Dr. Labib Riachi’s Lawyer, Bruce Levy, issued a statement Friday afternoon.
“Dr. Riachi is pleased to reach a resolution and to put this matter behind him for an amount significantly less than the damages the government was seeking in its complaint and without any admission of wrongdoing,” Levy wrote. “Dr. Riachi never knowingly submitted false claims and always acted in the best interests of his patients. The procedures at issue were billed at the direction of a medical device manufacturer that provided diagnostic testing and therapy equipment to Dr. Riachi along with directions and instructions for billing these services.
“Four years ago, as soon as the issues relating to billing for these services were brought to his attention, Dr. Riachi immediately ceased billing for the services and offered to return every penny he was paid in connection with these claims. Dr. Riachi has been fully cooperating with the U.S. Attorney’s Office during the course of its investigation. He settled this matter to avoid the additional legal and defense costs in what was already a four-year investigation.
"Dr. Riachi is a highly accomplished Board Certified Urogynecologist and has treated thousands of patients over the years, included hundreds of charity care patients each year, making available cutting-edge treatments to the poor and underserved population in and around Elizabeth, New Jersey.

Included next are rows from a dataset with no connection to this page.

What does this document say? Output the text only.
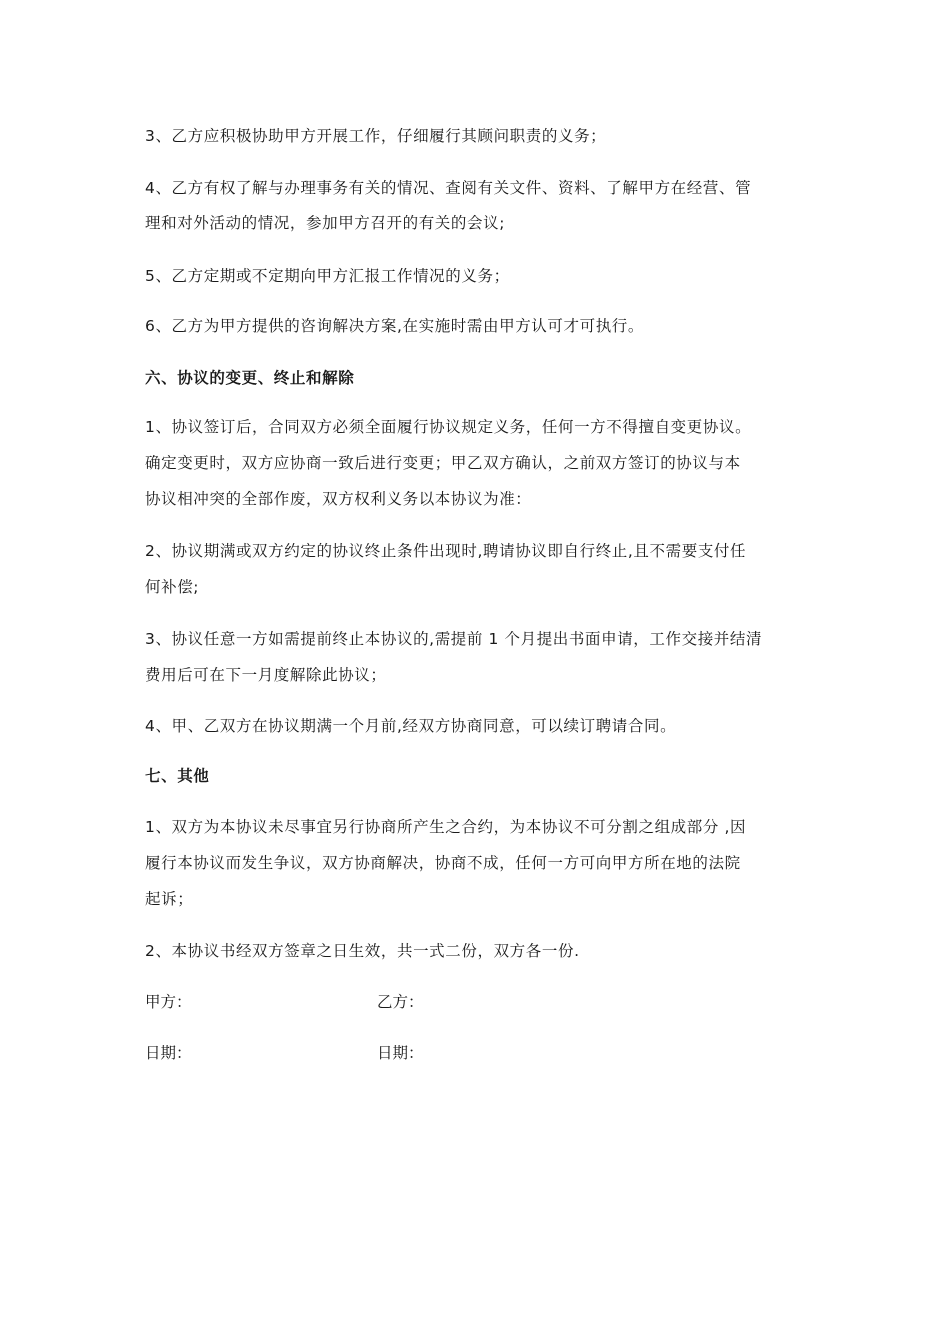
3、乙方应积极协助甲方开展工作，仔细履行其顾问职责的义务；
4、乙方有权了解与办理事务有关的情况、查阅有关文件、资料、了解甲方在经营、管
理和对外活动的情况，参加甲方召开的有关的会议;
5、乙方定期或不定期向甲方汇报工作情况的义务；
6、乙方为甲方提供的咨询解决方案,在实施时需由甲方认可才可执行。
六、协议的变更、终止和解除
1、协议签订后，合同双方必须全面履行协议规定义务，任何一方不得擅自变更协议。
确定变更时，双方应协商一致后进行变更；甲乙双方确认，之前双方签订的协议与本
协议相冲突的全部作废，双方权利义务以本协议为准：
2、协议期满或双方约定的协议终止条件出现时,聘请协议即自行终止,且不需要支付任
何补偿;
3、协议任意一方如需提前终止本协议的,需提前 1 个月提出书面申请，工作交接并结清
费用后可在下一月度解除此协议；
4、甲、乙双方在协议期满一个月前,经双方协商同意，可以续订聘请合同。
七、其他
1、双方为本协议未尽事宜另行协商所产生之合约，为本协议不可分割之组成部分 ,因
履行本协议而发生争议，双方协商解决，协商不成，任何一方可向甲方所在地的法院
起诉；
2、本协议书经双方签章之日生效，共一式二份，双方各一份.
甲方：	乙方：
日期：	日期：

He remains focused and devoted to his mission of treating and providing the highest quality care to his patients.”
No criminal charges were ever filed.
In a civil complaint, the U.S. Attorney’s office alleged that Riachi routinely billed Medicare and Medicaid for anorectal manometry, an invasive diagnostic test, and electromyography, another diagnostic test, even though most of the tests were never performed. In addition, it claimed that the Riachi’s submitted claims to Medicare for physical therapy services that should not have been paid because they were not performed by a qualified therapist.
Riachi has said that the billing issue was caused by an incorrect insurance code given to him by the maker of a therapeutic device used at his office.